Effectively handling long contexts is challenging for Large Language Models (LLMs) due to the rarity of long texts, high computational demands, and substantial forgetting of short-context abilities. Recent approaches have attempted to construct long contexts for instruction tuning, but these methods often require LLMs or human interventions, which are both costly and limited in length and diversity. Also, the drop in short-context performances of present long-context LLMs remains significant.
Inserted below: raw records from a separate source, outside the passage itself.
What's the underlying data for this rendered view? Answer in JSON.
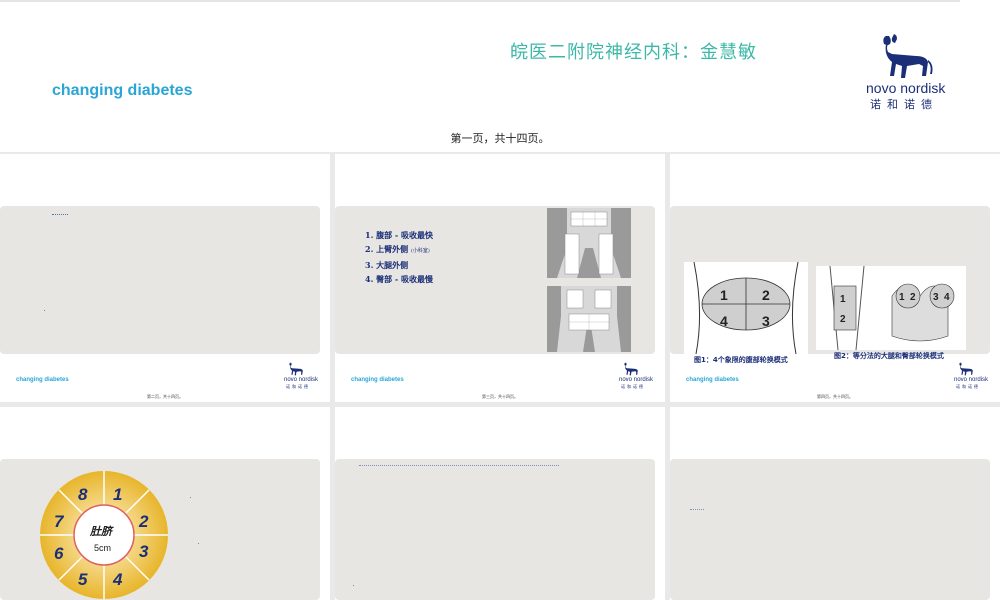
{
  "header": {
    "hospital_text": "皖医二附院神经内科：金慧敏",
    "brand": "changing diabetes",
    "logo_text": "novo nordisk",
    "logo_cn": "诺和诺德",
    "page_label": "第一页，共十四页。"
  },
  "thumbnails": [
    {
      "page_label": "第二页，共十四页。"
    },
    {
      "page_label": "第三页，共十四页。",
      "list": [
        "1. 腹部 - 吸收最快",
        "2. 上臂外侧",
        "(小科室)",
        "3. 大腿外侧",
        "4. 臀部 - 吸收最慢"
      ]
    },
    {
      "page_label": "第四页，共十四页。",
      "caption1": "图1：4个象限的腹部轮换模式",
      "caption2": "图2：等分法的大腿和臀部轮换模式"
    },
    {
      "center": "肚脐",
      "distance": "5cm",
      "numbers": [
        "1",
        "2",
        "3",
        "4",
        "5",
        "6",
        "7",
        "8"
      ]
    },
    {},
    {}
  ],
  "colors": {
    "brand_blue": "#2aa6d6",
    "novo_blue": "#1b2f78",
    "hospital_teal": "#3db8a8"
  }
}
In this paper, we introduce Flora, an effortless (human/LLM-free) long-context construction strategy. Flora can markedly enhance the long-context performance of LLMs by arbitrarily assembling short instructions based on categories and instructing LLMs to generate responses based on long-context meta-instructions. This enables Flora to produce contexts of arbitrary length and scale with rich diversity, while only slightly compromising short-context performance. Experiments on Llama3-8B-Instruct and QwQ-32B show that LLMs enhanced by Flora excel in three long-context benchmarks while maintaining strong performances in short-context tasks. Our data-construction code is available at \href{https://github.com/txchen-USTC/Flora}{https://github.com/txchen-USTC/Flora}.

Paper Structure

This paper contains 29 sections, 9 figures, 5 tables.

Figures (9)

  • Figure 1: Average scores across long and short context tasks, normalized by the highest score on each task. The scores on LongBench v2 bai2024longbench are evaluated in the zero-shot + CoT setting. Our Flora-enhanced models achieve state-of-the-art (SOTA) performances on all long and short context tasks, compared to other models of similar parameter scales.
  • Figure 2: Comparison of output token length distributions between Flora-enhanced and Mosaic-IT enhanced data under fixed total token lengths. The $x$-axis shows the output token length, and the $y$-axis shows the ratio.
  • Figure 3: Illustration of Flora, our effortless long-context construction strategy designed to generate theoretically infinite long-context data without any human or LLM intervention. Flora first categorizes the original short instruction tuning datasets into three domains: math, coding, and general knowledge. By applying targeted long-context data augmentations to each category, Flora can enhance the different long-context capabilities of LLMs.
  • Figure 4: We show that the token length distribution of present public long context instruction tuning datasets can be fitted as a curve: $y = 2.411e^{-10.899x}+0.017$, where $x$-axis measures the normalized token length ranges from 0 to 1, and $y$-axis measures the data sample proportion.
  • Figure 5: (a) Results of Single-Retrieval task in Needle-In-A-Haystack benchmark. The $x$-axis represents the context lengths, while the $y$-axis indicates the depth of the inserted needle. The green color signifies a score close to 1, and red denotes a score close to 0. (b) Results on five short-context tasks from the Open LLM Leaderboard 2.